- Genre: Sitcom
- Created by: Susan Harris
- Starring: Bruce Weitz Nancy Walker Susan Blakely Dan Hedaya
- Country of origin: United States
- Original language: English
- No. of seasons: 1
- No. of episodes: 7 (1 unaired)

Production
- Camera setup: Multi-camera
- Running time: 30 minutes
- Production company: Witt/Thomas/Harris Productions

Original release
- Network: NBC
- Release: September 19, 1987 – August 6, 1988

= Mama's Boy (TV series) =

Mama's Boy is an American sitcom television series that aired from September 19, 1987, until August 6, 1988. It was created by Susan Harris, and produced by Witt/Thomas/Harris Productions and it was distributed by TeleVentures. The comedy starred Bruce Weitz and Nancy Walker in the lead roles.

Mama's Boy was proposed as a new NBC project to debut as a series sometime during the 1987–88 season. When it debuted, it was described as a "designated hitter" -- "a show that will be broadcast monthly and then, ratings permitting, be ready to move into a weekly slot if required." However, after a couple of telecasts in the fall of 1987, the network continued to air the series' initial episodes sporadically (with as many as five months passing between episodes three and four) without a regular time slot. By the end of the season, NBC decided not to upgrade the show from "specials" status; only seven episodes were produced, with six airing through August 6, 1988. The last episode remains unaired.

==Premise==
A newspaper columnist shares a New York apartment with his mother.
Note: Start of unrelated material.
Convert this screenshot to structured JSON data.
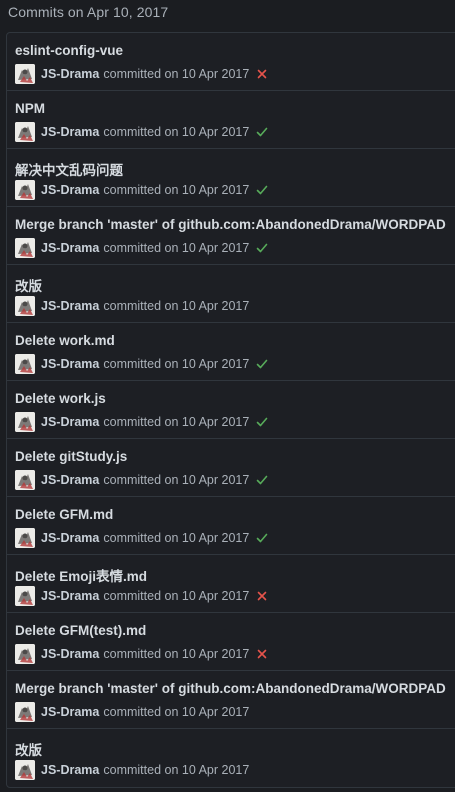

Weitz and Walker received this series in response to their recent popular NBC roles: his seven-year run as Det. Mick Belker on Hill Street Blues, and her two-time guest role as Angela, sister of Sophia Petrillo (Estelle Getty) on The Golden Girls. Additionally, Dan Hedaya, whose high-profile NBC guest role was as Nick Tortelli on Cheers, was added to the cast of this proposed series soon after the cancellation of his short-lived Cheers spin-off, The Tortellis.

==Cast==
- Bruce Weitz as Jake McCaskey
- Nancy Walker as Molly McCaskey
- Susan Blakely as Victoria
- Dan Hedaya as Mickey

==Episodes==

| No. | Title | Directed by | Written by | Original release date |
| 1 | "Bachelor of the Year" | J.D. Lobue | Don Reo | September 19, 1987 |
Jake gets nominated for Bachelor of the Year by Manhattan Magazine. Ranked fourth in United States Nielsen ratings for the week (20.6, 18.3 million homes), helped by following The Golden Girls.
| 2 | "Molly's Night Out" | Unknown | Unknown | October 31, 1987 |
Jake fixes Molly up with a millionaire.
| 3 | "Pilot" | Greg Antonacci | Bill Levinson | November 26, 1987 |
Jake's mom, Molly, moves temporarily into Jake's apartment as she tries to get her financial situation sorted out, and wreaks havoc on Jake's personal life.
| 4 | "Mickey's Song" | Unknown | Unknown | April 9, 1988 |
When Jake's cop buddy is shot, he recuperates at the McCaskeys' apartment.
| 5 | "Remembrance of Things Past" | Unknown | Bob Schiller and Bob Weiskopf | June 29, 1988 |
Jake thinks about getting married when he meets a former girlfriend.